Courtesy of Art Honduras

Wednesday, October 16, 2013

Oct. 17, 19: Hondros at Artisphere

Cartoonist Art Hondros is this week's resident artist at the D.C. Conspiracy's Comics Making Workshop at the Artisphere in Rosslyn, Va. He will be at the Works In Progress Gallery Oct. 17 from about 6:30-9:30 p.m. and on Oct. 19 from 1-4 p.m. Art has had a hot year, having self-published several comics, contributed a comic to the Washington Post Magazine, illustrated the cover to Magic Bullet #6 and most recently started working with former local cartoonist Scott Mills on an online comic about Ivan the Terrible.
A page from Hondros' Song of Sandy Hook

Tuesday, October 01, 2013

Mills/Hondros team to tell a tale of a terrible tsar

Local cartoonist Art Hondros has teamed with cartoonist/writer Scott Mills (a former Marylander) on a historical comic about tsar Ivan Vasilyevich, aka Ivan the Terrible. "In an effort to combine my love of Russian history and old Gold Key comics I’ve joined forces with artist Art Hondros to create Terrible: Tsar Ivan IV," Scott writes on the blog he created for the comic. The book will comprise 10 six-page chapters "detailing what I see as the most salient–or at least most interesting–aspects of history’s most notorious tsar." The first chapter is up online today, and Scott also posted some of Art's black-and-white drawings for the project. 
 

Image courtesy of Scott Mills/Art Hondros

Wednesday, June 26, 2013

Art Hondros' Song of Sandy Hook part 1

Art Hondros, a local cartoonist based in Takoma Park, has just finished "Song of Sandy Hook," a comic strip on gun control. You may have seen his story "Fox Guy" in the Washing Post Magazine this March. He also did the cover to the latest free Magic Bullet comic.
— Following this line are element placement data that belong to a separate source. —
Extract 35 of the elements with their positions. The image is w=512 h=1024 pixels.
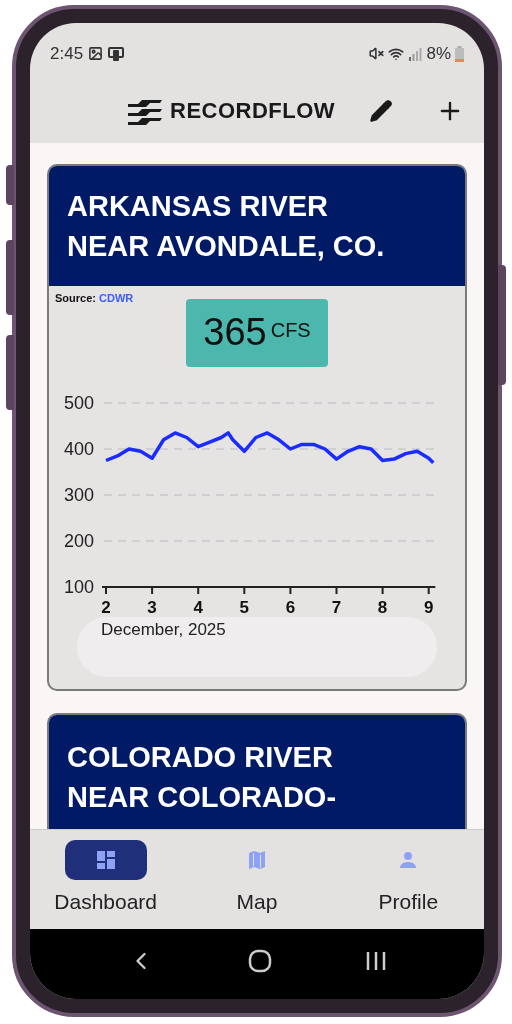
x-tick-label: 8	[377, 598, 388, 617]
y-tick-label: 300	[63, 485, 94, 505]
x-tick-label: 7	[331, 598, 342, 617]
cast-icon	[108, 45, 125, 62]
nav-tab[interactable]: Profile	[332, 840, 484, 929]
x-tick-label: 4	[193, 598, 203, 617]
y-tick-label: 200	[63, 531, 94, 551]
signal-icon	[408, 46, 423, 61]
battery-percent: 8%	[426, 42, 451, 65]
battery-icon	[455, 45, 464, 62]
source-link[interactable]: CDWR	[99, 292, 134, 304]
home-icon[interactable]	[248, 949, 272, 973]
image-icon	[88, 46, 104, 61]
card-title: ARKANSAS RIVER NEAR AVONDALE, CO.	[67, 189, 386, 264]
mute-icon	[369, 46, 385, 61]
x-tick-label: 6	[285, 598, 296, 617]
reading-unit: CFS	[270, 317, 311, 343]
x-tick-label: 9	[423, 598, 434, 617]
river-card[interactable]: COLORADO RIVER NEAR COLORADO-	[47, 713, 467, 829]
source-text: Source: CDWR	[55, 291, 134, 306]
x-tick-label: 3	[147, 598, 157, 617]
nav-tab[interactable]: Map	[181, 840, 333, 929]
card-title: COLORADO RIVER NEAR COLORADO-	[67, 740, 338, 815]
status-time: 2:45	[50, 42, 84, 65]
reading-value: 365	[203, 310, 267, 355]
axis-label: December, 2025	[101, 620, 226, 639]
brand-name: RECORDFLOW	[170, 97, 336, 125]
x-tick-label: 5	[239, 598, 250, 617]
y-tick-label: 100	[63, 577, 94, 597]
x-tick-label: 2	[101, 598, 111, 617]
y-tick-label: 500	[63, 393, 94, 413]
edit-icon[interactable]	[369, 98, 394, 123]
nav-tab[interactable]: Dashboard	[30, 840, 182, 929]
y-tick-label: 400	[63, 439, 94, 459]
recents-icon[interactable]	[365, 950, 388, 972]
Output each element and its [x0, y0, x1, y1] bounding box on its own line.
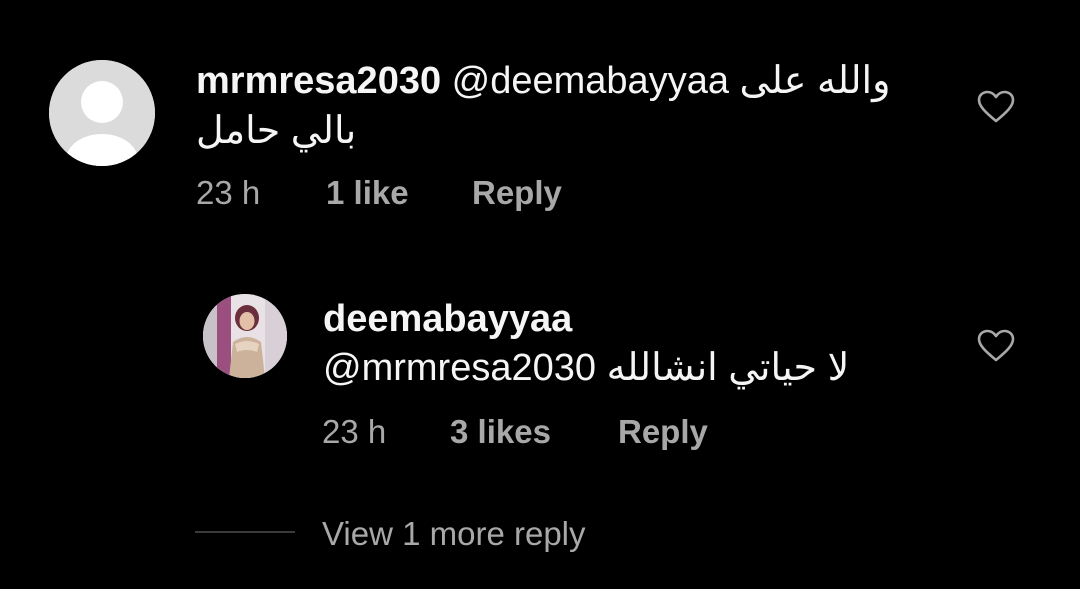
comment-text-line1: mrmresa2030 @deemabayyaa والله على: [196, 58, 890, 104]
heart-outline-icon[interactable]: [977, 329, 1015, 363]
reply-reply-button[interactable]: Reply: [618, 412, 708, 452]
reply-text-line: @mrmresa2030 لا حياتي انشالله: [323, 345, 849, 391]
user-avatar[interactable]: [203, 294, 287, 378]
comment-mention[interactable]: @deemabayyaa: [452, 60, 729, 102]
comment-text-arabic-2: بالي حامل: [196, 110, 357, 152]
default-avatar-icon[interactable]: [49, 60, 155, 166]
comment-reply-button[interactable]: Reply: [472, 173, 562, 213]
reply-text-arabic: لا حياتي انشالله: [606, 347, 850, 389]
replies-divider: [195, 531, 295, 533]
view-more-replies-button[interactable]: View 1 more reply: [322, 514, 586, 554]
comments-thread: mrmresa2030 @deemabayyaa والله على بالي …: [0, 0, 1080, 589]
comment-text-arabic-1: والله على: [739, 60, 891, 102]
reply-mention[interactable]: @mrmresa2030: [323, 347, 596, 389]
reply-time: 23 h: [322, 413, 387, 450]
comment-time: 23 h: [196, 174, 261, 211]
comment-username[interactable]: mrmresa2030: [196, 60, 441, 102]
comment-likes[interactable]: 1 like: [326, 173, 409, 213]
heart-outline-icon[interactable]: [977, 90, 1015, 124]
reply-username[interactable]: deemabayyaa: [323, 296, 572, 342]
reply-likes[interactable]: 3 likes: [450, 412, 551, 452]
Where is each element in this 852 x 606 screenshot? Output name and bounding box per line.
When asked why he's done a comic book about gun control, Art says, "During the holidays last winter, I tried to keep my focus on comics projects I had currently in the works, but my mind kept going back to what it must've been like in the halls and classrooms at Sandy Hook Elementary School on that wretched day. Finally I realized I couldn't work on anything else but what follows here. Call it a process of dealing with the collective grief of that news. But I also felt that, as an illustrative storyteller, I could attempt something, just one more thing besides voting to keep someone in or out of office, or donating money to a cause one might think useful. No matter how feeble it may turn out, "Song of Sandy Hook" is that attempt."

An interview with Art should be up later this week at the City Paper. He's also agreed to let ComicsDC run his strip as a webcomic, although you can buy a hard copy at the DC Conspiracy store, and the money will be donated to the Newtown-Sandy Hook Community Foundation.